For any set of points on the plane $\mathbb R^2$, there's at least one angle by which it can be rotated so that the result is not a graph of a function from $\mathbb R$ to $\mathbb R$.
Specifically, let $A$ and $B$ be any two distinct points in the set, and rotate the set so that the line $AB$ becomes vertical. Now the images of $A$ and $B$ share the same $x$ coordinate but have different $y$ coordinates, which contradicts the requirement that a function should map each $x$ value to a single $y$ value.
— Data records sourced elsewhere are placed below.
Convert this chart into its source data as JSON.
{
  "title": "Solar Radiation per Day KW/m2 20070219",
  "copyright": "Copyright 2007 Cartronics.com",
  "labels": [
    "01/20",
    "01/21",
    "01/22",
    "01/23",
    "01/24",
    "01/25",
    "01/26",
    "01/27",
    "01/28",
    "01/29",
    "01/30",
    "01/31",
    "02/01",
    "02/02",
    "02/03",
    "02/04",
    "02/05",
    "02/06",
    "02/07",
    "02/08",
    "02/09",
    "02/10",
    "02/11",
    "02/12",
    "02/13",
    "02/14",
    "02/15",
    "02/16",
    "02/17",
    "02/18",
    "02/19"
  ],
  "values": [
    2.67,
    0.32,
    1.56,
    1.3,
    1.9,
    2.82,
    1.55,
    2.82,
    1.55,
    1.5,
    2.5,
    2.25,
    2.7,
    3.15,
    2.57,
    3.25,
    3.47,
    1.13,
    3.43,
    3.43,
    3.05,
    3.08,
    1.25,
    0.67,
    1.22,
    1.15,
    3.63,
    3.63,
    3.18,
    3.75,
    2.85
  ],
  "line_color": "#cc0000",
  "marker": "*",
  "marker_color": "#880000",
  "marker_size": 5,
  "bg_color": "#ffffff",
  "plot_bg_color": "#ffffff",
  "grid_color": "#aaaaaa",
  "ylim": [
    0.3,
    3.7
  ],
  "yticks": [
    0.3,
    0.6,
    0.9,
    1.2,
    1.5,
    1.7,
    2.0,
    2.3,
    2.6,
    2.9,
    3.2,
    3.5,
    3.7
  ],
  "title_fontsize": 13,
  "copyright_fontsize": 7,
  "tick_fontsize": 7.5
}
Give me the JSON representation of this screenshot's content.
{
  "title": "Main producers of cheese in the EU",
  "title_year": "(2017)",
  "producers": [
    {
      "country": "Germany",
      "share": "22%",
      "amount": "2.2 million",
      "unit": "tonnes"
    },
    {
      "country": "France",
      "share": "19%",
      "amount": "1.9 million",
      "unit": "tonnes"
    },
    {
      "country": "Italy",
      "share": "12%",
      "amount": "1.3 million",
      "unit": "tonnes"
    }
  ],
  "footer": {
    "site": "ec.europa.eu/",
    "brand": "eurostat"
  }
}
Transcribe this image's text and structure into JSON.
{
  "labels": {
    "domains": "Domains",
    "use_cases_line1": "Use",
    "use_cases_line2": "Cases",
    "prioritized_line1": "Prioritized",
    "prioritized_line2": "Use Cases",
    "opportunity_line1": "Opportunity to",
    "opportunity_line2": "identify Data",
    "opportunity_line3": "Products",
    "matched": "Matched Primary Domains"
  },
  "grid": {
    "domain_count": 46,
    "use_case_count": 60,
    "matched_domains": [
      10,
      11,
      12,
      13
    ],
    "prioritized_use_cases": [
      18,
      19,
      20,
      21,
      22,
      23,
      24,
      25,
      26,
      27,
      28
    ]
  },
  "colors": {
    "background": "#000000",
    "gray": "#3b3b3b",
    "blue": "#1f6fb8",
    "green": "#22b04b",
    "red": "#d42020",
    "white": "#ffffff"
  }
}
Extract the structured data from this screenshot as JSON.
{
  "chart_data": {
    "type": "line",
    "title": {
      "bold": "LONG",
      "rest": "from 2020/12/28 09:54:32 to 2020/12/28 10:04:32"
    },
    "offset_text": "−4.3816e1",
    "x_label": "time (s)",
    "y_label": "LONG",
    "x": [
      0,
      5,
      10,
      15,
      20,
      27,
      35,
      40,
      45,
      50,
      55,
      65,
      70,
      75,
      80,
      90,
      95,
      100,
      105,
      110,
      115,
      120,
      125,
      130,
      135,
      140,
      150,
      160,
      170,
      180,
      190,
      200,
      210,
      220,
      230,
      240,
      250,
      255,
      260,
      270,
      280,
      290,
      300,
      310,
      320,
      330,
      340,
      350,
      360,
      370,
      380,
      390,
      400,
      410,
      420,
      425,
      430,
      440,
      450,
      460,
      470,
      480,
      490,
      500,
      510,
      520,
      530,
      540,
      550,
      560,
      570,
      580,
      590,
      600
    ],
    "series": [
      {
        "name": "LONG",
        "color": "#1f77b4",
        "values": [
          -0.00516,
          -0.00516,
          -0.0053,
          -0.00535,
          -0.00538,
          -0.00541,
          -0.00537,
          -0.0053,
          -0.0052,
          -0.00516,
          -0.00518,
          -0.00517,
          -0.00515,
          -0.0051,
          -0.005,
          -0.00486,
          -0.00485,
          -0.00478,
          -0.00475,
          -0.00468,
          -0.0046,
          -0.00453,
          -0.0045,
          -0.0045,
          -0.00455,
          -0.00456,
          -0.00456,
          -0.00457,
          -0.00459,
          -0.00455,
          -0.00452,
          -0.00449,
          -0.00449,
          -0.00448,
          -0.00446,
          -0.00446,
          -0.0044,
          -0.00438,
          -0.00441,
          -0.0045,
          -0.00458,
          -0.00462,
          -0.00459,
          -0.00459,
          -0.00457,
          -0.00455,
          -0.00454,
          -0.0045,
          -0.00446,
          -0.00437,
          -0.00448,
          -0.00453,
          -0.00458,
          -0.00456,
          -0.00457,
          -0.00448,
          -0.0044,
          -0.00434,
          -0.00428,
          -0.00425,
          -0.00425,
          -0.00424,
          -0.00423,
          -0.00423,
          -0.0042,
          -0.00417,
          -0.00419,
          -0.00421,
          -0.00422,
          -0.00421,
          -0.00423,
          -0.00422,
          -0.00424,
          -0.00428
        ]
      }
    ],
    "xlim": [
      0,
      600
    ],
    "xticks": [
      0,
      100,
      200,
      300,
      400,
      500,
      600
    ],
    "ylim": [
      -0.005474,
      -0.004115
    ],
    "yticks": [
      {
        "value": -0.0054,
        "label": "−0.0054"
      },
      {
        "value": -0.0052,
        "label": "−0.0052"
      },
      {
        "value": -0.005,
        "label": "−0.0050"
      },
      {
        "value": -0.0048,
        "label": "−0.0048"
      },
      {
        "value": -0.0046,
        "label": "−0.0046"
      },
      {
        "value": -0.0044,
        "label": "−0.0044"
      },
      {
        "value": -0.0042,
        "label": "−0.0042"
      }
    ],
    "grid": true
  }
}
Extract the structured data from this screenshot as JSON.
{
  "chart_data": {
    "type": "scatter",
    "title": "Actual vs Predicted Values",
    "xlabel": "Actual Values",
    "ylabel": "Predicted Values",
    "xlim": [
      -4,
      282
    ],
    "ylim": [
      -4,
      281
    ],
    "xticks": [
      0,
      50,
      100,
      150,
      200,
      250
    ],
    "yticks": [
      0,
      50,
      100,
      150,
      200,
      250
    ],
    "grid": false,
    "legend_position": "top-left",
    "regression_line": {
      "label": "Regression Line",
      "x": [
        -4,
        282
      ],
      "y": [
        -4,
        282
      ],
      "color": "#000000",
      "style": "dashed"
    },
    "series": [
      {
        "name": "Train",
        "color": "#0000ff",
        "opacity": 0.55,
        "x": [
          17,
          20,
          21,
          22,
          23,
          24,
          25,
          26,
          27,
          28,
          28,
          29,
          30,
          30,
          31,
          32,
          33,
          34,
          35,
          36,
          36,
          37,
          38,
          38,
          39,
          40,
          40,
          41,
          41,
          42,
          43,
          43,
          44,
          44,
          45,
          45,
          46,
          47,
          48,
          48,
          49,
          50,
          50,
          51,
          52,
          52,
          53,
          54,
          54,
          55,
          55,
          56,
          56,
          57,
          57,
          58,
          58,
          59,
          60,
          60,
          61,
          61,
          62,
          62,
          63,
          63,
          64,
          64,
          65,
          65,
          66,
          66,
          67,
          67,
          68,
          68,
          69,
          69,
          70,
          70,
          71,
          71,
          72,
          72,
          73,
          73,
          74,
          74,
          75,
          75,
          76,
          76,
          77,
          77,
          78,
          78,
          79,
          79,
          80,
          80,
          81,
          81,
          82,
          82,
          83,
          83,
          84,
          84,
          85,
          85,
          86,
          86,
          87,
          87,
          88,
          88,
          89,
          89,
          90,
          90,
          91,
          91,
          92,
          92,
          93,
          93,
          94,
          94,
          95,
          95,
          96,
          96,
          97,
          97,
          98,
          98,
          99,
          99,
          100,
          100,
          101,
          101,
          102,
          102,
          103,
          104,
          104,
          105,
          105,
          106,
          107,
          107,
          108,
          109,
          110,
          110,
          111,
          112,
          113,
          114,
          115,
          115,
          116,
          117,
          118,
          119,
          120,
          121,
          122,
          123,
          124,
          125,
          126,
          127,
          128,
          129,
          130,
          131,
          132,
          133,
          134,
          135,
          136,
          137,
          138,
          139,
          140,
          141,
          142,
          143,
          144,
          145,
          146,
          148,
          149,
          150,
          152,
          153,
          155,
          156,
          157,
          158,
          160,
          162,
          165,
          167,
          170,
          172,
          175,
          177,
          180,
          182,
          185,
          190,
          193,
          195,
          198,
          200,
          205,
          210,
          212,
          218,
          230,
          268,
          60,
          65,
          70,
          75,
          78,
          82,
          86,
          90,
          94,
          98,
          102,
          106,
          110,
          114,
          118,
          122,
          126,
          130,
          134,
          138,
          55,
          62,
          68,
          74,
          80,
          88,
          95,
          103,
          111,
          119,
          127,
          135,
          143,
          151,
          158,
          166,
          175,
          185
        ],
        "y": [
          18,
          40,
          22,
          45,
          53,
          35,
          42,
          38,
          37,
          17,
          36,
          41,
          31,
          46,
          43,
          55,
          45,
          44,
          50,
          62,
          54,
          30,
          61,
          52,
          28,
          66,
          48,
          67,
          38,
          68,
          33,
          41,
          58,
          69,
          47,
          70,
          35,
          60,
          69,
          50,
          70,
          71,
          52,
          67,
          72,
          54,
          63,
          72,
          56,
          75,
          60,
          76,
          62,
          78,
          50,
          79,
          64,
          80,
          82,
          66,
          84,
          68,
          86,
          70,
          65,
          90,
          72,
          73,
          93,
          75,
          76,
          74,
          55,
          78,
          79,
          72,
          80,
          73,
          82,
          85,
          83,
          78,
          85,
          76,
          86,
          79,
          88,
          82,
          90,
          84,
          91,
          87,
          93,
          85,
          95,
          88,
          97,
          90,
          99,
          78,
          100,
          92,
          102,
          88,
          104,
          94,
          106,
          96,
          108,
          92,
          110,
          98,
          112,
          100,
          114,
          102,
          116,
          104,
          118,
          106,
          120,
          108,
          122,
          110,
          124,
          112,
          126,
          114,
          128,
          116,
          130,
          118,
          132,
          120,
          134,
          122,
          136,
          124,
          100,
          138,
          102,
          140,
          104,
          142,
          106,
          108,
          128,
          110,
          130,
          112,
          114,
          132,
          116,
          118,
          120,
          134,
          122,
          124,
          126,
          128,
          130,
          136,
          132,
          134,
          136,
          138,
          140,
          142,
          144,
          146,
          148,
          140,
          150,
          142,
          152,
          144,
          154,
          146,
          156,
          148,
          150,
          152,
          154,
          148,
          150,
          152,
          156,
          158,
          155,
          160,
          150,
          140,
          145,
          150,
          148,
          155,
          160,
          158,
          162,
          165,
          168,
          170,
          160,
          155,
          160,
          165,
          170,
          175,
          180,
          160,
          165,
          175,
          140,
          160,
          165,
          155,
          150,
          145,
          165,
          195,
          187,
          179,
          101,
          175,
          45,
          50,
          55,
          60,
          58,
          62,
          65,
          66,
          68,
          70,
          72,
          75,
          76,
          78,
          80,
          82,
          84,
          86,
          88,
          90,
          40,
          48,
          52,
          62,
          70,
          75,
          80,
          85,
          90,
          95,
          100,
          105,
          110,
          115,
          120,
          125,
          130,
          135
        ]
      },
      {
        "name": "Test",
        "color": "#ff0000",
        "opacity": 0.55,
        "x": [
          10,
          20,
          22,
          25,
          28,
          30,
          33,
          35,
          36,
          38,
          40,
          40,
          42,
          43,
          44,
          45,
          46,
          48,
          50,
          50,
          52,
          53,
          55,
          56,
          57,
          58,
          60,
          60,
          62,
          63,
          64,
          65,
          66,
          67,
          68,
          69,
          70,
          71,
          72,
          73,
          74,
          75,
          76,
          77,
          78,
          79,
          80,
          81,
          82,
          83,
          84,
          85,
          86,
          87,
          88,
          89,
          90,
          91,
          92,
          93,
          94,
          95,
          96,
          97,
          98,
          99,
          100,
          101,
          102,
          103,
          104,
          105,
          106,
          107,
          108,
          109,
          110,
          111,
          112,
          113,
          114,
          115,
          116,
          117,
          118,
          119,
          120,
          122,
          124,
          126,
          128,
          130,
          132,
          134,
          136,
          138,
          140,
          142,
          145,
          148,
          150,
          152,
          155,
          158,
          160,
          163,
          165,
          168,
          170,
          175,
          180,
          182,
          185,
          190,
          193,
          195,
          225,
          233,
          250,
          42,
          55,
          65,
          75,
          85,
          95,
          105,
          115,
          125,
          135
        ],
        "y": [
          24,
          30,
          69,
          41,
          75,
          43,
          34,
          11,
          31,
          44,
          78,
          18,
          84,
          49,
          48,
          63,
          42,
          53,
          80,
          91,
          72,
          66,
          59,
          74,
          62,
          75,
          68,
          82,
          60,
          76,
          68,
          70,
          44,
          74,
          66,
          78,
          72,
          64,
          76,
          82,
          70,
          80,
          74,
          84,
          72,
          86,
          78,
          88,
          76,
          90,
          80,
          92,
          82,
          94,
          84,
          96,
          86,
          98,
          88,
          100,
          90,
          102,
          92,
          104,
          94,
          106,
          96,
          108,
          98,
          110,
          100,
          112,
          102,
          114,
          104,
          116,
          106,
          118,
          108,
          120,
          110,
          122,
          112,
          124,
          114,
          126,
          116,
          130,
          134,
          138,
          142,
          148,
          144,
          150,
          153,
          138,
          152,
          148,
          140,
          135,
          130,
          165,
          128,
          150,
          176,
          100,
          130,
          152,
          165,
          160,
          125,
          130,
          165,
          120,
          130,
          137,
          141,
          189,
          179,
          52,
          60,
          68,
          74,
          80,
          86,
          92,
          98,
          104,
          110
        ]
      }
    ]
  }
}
(If the set of points does not contain two distinct points, then it is either a singleton or empty; neither of these can be the graph of a function from $\mathbb R$ to $\mathbb R$ in any orientation.)
However, the question you quote doesn't explicitly say that the graph would have to remain a graph of a function under any rotation; instead, I'd read it as asking about whether, given a function $f: \mathbb R \to \mathbb R$ and an angle $\alpha$, the graph of $f$ rotated by $\alpha$ is a graph of some function $g: \mathbb R \to \mathbb R$.
This seems a more complicated question, although it's easy to find sufficient conditions: for example, $\alpha \equiv 0 \pmod{2\pi}$ obviously works for any $f$, and, as you note, for functions of the form $f(x) = ax + b$ any value of $\alpha$ except $\alpha \equiv \frac\pi 2 - \arctan a \pmod\pi$ will produce the graph of another function of the same form.
More generally, if $f$ is Lipschitz continuous with Lipschitz constant $K$, then its graph can be rotated by any angle of the form $\alpha + n\pi$, where $|\alpha| < \frac \pi 2 - \arctan K$ and $n$ is an integer, so that the result is still the graph of a function. In particular, the function $f(x) = \sin x$ mentioned by Henning is Lipschitz continuous with $K = 1$.
In fact, we can generalize this slightly:
Definition: We'll say a function $f: \mathbb R \to \mathbb R$ is $(J,K)$ skew Lipschitz continuous if there exist constants $J,K \in \mathbb R$ such that, for all distinct $x_1,x_2 \in \mathbb R$, $J \le \frac{f(x_1)-f(x_2)}{x_1-x_2} \le K.$ (In particular, any $K$-Lipschitz continuous function $f: \mathbb R \to \mathbb R$ is $(-K,K)$ skew Lipschitz continuous.)
Claim: Rotating the graph of a $(J,K)$ skew Lipschitz continuous function by an angle $\alpha + n\pi$, where $-\frac\pi2-\eta < \alpha < \frac\pi2-\theta$ $\eta=\arctan J$, $\theta=\arctan K$ and $n$ is an integer, yields the graph of a $(J',K')$ skew Lipschitz function, where $J' = \tan(\alpha+n\pi+\eta)$ and $K'=\tan(\alpha+n\pi+\theta)$.
(Proof left as an exercise.)
I believe this is getting close to a sufficient and necessary condition, at least for continuous and differentiable functions, although there remain some edge cases to be taken care of: for instance, rotating the graph of a $(J,K)$ skew Lipschitz function $f$ by exactly $\alpha = \frac\pi2-\arctan K$ may or may not yield the graph of a function, even if $K$ is the smallest upper skew Lipschitz constant for $f$; it depends on whether the equality $\frac{f(x_1)-f(x_2)}{x_1-x_2}=K$ is ever actually attained, or only approached from below.
The second part of the question is easy to answer, though: the center of rotation does not matter. To see why, note that rotation around any point $A$ can be decomposed into translation of $A$ to the origin, rotation around the origin and translation of the origin back to $A$. And since the graph of a function remains the graph of a function under translation, only the rotation matters.